Unfortunately I cannot support it. I see the exercise of recall as
an adversarial exercise.
The public is tired of that kind of adversarial system. I
genuinely believe we can come up with positive measures to
involve people. In my constituency we have held a number of
very successful public meetings that were well attended, well
received and non-partisan. It involves the constituents in
Fredericton-York-Sunbury in public policy discussions.
There are those kinds of positive approaches to involvement.
I agree with the member that the public feels powerless and
alienated from the system. I spent nine months going door to
door in the constituency and I have to say with honesty that the
concept did not come up as a mechanism, although the concerns
the member expressed certainly came up very often.
As a member of Parliament I felt an obligation to respond to
that and I have. On February 27 we had a large forum in the
constituency on health matters. In March we had a forum on
national defence matters. These were well attended, well
reported, televised public policy discussions. Just last Sunday
the Parliamentary Secretary to the Minister of Human
Resources Development visited the constituency and we had a
non-partisan public meeting on HRD issues.
The need to change the system is real.

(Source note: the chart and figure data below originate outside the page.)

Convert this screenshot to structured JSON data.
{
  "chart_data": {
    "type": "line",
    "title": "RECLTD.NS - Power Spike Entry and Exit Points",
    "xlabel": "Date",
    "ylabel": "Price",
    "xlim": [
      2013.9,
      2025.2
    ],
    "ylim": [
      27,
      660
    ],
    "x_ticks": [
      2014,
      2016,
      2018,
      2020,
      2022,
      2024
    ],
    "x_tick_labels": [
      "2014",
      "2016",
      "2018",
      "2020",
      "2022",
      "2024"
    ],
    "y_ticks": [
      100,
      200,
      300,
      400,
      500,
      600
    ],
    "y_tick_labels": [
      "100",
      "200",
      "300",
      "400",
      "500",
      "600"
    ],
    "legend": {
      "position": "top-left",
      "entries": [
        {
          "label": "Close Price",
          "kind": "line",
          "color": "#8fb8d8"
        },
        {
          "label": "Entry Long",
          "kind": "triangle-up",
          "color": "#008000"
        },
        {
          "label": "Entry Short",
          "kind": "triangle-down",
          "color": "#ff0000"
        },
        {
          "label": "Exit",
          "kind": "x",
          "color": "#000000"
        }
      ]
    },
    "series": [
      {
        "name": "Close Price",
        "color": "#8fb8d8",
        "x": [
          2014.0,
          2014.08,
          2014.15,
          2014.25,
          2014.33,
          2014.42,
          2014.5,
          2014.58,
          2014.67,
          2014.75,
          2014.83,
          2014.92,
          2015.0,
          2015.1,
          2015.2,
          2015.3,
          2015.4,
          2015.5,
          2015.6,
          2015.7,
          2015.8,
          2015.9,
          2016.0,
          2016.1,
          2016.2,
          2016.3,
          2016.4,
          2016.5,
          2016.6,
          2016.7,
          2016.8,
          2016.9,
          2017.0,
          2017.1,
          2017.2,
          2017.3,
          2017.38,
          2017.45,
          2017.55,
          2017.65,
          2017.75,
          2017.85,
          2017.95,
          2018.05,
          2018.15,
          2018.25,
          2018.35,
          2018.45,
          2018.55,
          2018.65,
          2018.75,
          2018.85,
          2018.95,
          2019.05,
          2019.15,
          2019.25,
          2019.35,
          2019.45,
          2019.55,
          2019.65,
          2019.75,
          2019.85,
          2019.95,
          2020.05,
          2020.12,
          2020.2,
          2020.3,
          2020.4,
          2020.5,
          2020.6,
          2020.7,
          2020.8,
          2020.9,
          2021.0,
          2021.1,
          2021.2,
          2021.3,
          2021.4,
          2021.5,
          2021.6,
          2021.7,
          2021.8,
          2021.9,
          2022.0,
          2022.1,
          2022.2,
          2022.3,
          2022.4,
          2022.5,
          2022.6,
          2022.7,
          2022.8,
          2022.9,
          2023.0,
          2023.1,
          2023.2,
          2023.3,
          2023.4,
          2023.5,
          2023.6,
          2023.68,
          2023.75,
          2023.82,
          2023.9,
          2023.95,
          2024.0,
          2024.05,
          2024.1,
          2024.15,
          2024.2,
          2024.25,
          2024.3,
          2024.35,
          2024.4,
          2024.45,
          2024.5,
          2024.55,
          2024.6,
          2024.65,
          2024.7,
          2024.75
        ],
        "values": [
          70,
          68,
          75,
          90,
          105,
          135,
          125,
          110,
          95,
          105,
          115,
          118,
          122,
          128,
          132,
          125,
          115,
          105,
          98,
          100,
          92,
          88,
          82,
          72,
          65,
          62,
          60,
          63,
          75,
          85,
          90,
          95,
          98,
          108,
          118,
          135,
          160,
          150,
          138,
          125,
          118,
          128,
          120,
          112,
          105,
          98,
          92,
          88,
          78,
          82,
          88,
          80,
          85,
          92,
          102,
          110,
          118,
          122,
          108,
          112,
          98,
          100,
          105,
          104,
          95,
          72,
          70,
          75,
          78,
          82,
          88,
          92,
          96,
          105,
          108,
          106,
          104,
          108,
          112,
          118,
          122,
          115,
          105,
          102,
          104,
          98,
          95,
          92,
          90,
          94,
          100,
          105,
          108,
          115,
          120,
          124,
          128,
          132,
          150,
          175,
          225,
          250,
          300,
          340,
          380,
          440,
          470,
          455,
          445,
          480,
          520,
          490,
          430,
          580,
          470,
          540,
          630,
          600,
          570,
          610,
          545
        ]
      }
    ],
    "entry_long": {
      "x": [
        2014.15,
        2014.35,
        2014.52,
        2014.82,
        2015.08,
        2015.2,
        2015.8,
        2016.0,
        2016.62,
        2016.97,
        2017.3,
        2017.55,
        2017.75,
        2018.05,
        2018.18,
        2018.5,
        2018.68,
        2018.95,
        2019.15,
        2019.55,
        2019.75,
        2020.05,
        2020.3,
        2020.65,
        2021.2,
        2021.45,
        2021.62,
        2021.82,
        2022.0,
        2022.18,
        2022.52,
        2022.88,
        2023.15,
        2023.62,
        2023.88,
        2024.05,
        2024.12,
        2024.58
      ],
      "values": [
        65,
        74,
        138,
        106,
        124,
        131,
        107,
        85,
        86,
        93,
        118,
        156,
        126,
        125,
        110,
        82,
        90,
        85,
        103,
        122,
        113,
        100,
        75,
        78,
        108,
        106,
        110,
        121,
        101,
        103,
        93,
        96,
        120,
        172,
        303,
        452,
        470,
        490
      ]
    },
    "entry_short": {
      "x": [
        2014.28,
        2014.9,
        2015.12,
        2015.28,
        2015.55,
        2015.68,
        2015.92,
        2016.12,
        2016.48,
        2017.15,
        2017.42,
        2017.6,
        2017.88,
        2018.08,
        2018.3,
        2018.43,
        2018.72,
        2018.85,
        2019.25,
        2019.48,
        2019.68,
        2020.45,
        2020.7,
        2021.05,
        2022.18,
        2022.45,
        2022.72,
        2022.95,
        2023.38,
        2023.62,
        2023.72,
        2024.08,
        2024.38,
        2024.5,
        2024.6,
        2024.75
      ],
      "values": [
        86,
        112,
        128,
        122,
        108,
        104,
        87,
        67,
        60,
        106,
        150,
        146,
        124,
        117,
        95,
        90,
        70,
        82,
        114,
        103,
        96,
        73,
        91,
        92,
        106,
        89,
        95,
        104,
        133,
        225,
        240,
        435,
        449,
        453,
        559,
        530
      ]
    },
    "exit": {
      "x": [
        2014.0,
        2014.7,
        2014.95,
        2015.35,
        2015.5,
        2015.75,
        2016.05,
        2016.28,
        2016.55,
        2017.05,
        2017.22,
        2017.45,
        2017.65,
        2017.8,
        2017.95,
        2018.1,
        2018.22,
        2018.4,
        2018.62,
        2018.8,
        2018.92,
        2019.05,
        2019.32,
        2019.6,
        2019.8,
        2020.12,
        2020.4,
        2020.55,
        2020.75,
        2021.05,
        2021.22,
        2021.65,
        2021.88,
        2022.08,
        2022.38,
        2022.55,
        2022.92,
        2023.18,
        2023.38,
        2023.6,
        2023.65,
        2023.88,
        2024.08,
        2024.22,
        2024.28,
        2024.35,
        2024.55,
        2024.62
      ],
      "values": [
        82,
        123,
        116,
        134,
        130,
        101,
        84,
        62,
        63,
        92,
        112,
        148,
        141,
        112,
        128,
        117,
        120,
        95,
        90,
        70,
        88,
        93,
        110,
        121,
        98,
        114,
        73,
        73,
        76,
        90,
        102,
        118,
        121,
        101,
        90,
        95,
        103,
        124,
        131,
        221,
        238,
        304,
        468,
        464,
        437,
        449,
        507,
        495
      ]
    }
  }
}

I believe the public
expects us to do that. I also suggest that there has been evidence
so far in this Parliament, as brought to the attention of the House
by the members on the side of the member proposing this bill,
that changes have been made, for instance the debate in terms of
Bosnia as one positive change.
With that, Mr. Speaker, I thank you for your indulgence.
The Acting Speaker (Mr. Kilger): The time provided for the
consideration of Private Members' Business has now expired.
Pursuant to Standing Order 96(3), the order is dropped to the
bottom of the list of the order of precedence on the Order Paper.
It being 2.30 p.m., this House stands adjourned until Monday
next at 11 a.m., pursuant to Standing Order 24(1).